Most folks are familiar with the phrase “green with envy.” While some attribute its origins to the ancient Greeks, others turn to William Shakespeare’s Othello and his declaration …
Most folks are familiar with the phrase “green with envy.” While some attribute its origins to the ancient Greeks, others turn to William Shakespeare’s Othello and his declaration of jealousy as a “green-ey’d monster” as the inspiration for the phrase. Whatever its origins, green has long been the color associated with the feeling of envy.
But this past Tuesday, envy took on a decidedly bluish tone for this writer, a child of the 1960s who grew up in awe of the Mercurys, Geminis, and Apollos of the race to space. And what was the origin of my abrupt color shift?
The aptly named Blue Origin.
On Tuesday morning, I sat down in front of my computer with my usual cup of extra dark coffee, a couple of pieces of toast slathered with smooth (never crunchy) peanut butter, and pulled up the Washington Post website, to which I subscribe. It was to be a typical start to a typical day.
But in the center of the page was a live video stream of the impending launch of Blue Origin, the rocket that was about to take the world’s richest man, Jeff Bezos, and three other passengers to the edge of space. Bezos, known as the owner of the online shopping behemoth Amazon, also happens to own the Washington Post. While he doesn’t get involved in the paper’s editorial content, how could the Post not cover live its owner’s historic flight?
Like millions of other kids in the 60s, space flight fascinated and enthralled me. I bought and assembled models of all of NASA’s spacecraft and used them to do my own simulations while watching similar ones on TV. Out in the attic of the barn behind our house was a cardboard refrigerator box that I had converted into a spaceship that carried me, my sisters, and numerous friends on many a thrilling mission, aborted only by the sound of Mom’s voice calling us to dinner. Like millions of other kids, someday I wanted to go to space.
But my dreams of being both a fighter pilot and an astronaut were crushed by an eye exam in fourth grade – unable to read the teacher’s chalk writing on the blackboard 15 feet away, I knew right away I’d never qualify to be either. It didn’t lessen my interest or desire one bit, but it did change my reality. I’ve said for decades that the one regret I have about my mortality is that I’ll never have the opportunity to fly through outer space to “seek out new worlds and new civilizations” or more mundanely to simply wave at an orbiting satellite on my way past it. It’s something I’ve always wanted to do that won’t ever happen.

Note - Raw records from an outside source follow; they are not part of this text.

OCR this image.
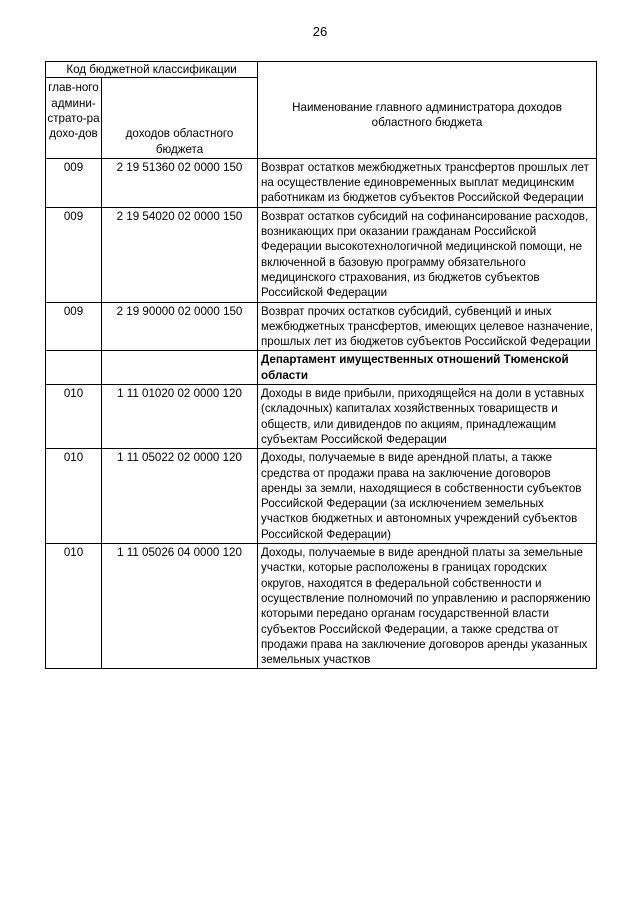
26
Код бюджетной классификации		Наименование главного администратора доходов областного бюджета
глав-ного админи-страто-ра дохо-дов	доходов областного бюджета	
009	2 19 51360 02 0000 150	Возврат остатков межбюджетных трансфертов прошлых лет на осуществление единовременных выплат медицинским работникам из бюджетов субъектов Российской Федерации
009	2 19 54020 02 0000 150	Возврат остатков субсидий на софинансирование расходов, возникающих при оказании гражданам Российской Федерации высокотехнологичной медицинской помощи, не включенной в базовую программу обязательного медицинского страхования, из бюджетов субъектов Российской Федерации
009	2 19 90000 02 0000 150	Возврат прочих остатков субсидий, субвенций и иных межбюджетных трансфертов, имеющих целевое назначение, прошлых лет из бюджетов субъектов Российской Федерации
		Департамент имущественных отношений Тюменской области
010	1 11 01020 02 0000 120	Доходы в виде прибыли, приходящейся на доли в уставных (складочных) капиталах хозяйственных товариществ и обществ, или дивидендов по акциям, принадлежащим субъектам Российской Федерации
010	1 11 05022 02 0000 120	Доходы, получаемые в виде арендной платы, а также средства от продажи права на заключение договоров аренды за земли, находящиеся в собственности субъектов Российской Федерации (за исключением земельных участков бюджетных и автономных учреждений субъектов Российской Федерации)
010	1 11 05026 04 0000 120	Доходы, получаемые в виде арендной платы за земельные участки, которые расположены в границах городских округов, находятся в федеральной собственности и осуществление полномочий по управлению и распоряжению которыми передано органам государственной власти субъектов Российской Федерации, а также средства от продажи права на заключение договоров аренды указанных земельных участков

So, as I watched on Tuesday I was totally envious of billionaire Bezos and his three passengers blasting off in Blue Origin as I sat and watched, wholly incapable of following. It’s just not fair – I wanted the experience as much as any of them. With Bezos, Richard Branson, and soon Elon Musk, space has become the new playground of the filthy rich. I didn’t watch Branson’s flight, didn’t intend to watch Bezos’s flight, and won’t watch Musk’s.
The reason is simple – I’m sorely afflicted by Shakespeare’s green-ey’d monster. In this, I am completely derelict in adhering to the Tenth Commandment, for in truth I totally, completely, 100 percent covet my neighbor’s rocket ship. Unless Marshall and Jodi Helmberger give me one super-sized Christmas bonus, I’ll never be able to afford to buy a multi-million dollar ticket into space in my lifetime. Unlike the inclusiveness of the future portrayed in the numerous iterations of Star Trek, commercialization has for the time being turned space into yet another realm of the haves and have-nots. So, Mr. Bezos, a fast phooey on you and your billions and the nanny-nanny-boo-boo of a ride on your Blue Origin rocket ship. It’s of little solace that it was named New Shepard in honor of astronaut Alan Shepard, the first American in space. That Mercury flight opened a dream every American kid could aspire to. This one did not.
Whew, glad to get those sour grapes off my chest so that I can return to fully reveling in my life here on terra firma in the North Country. For I am quite content with my station in life in the early years of my seventh decade on the planet, with a better job, house, truck, camera and cat than I need or deserve, living in beautiful country among terrific people. I find it more than OK that station is firmly planted on the ground instead of circling the globe high above. Possibilities realized are ever so much better than dreams never achieved.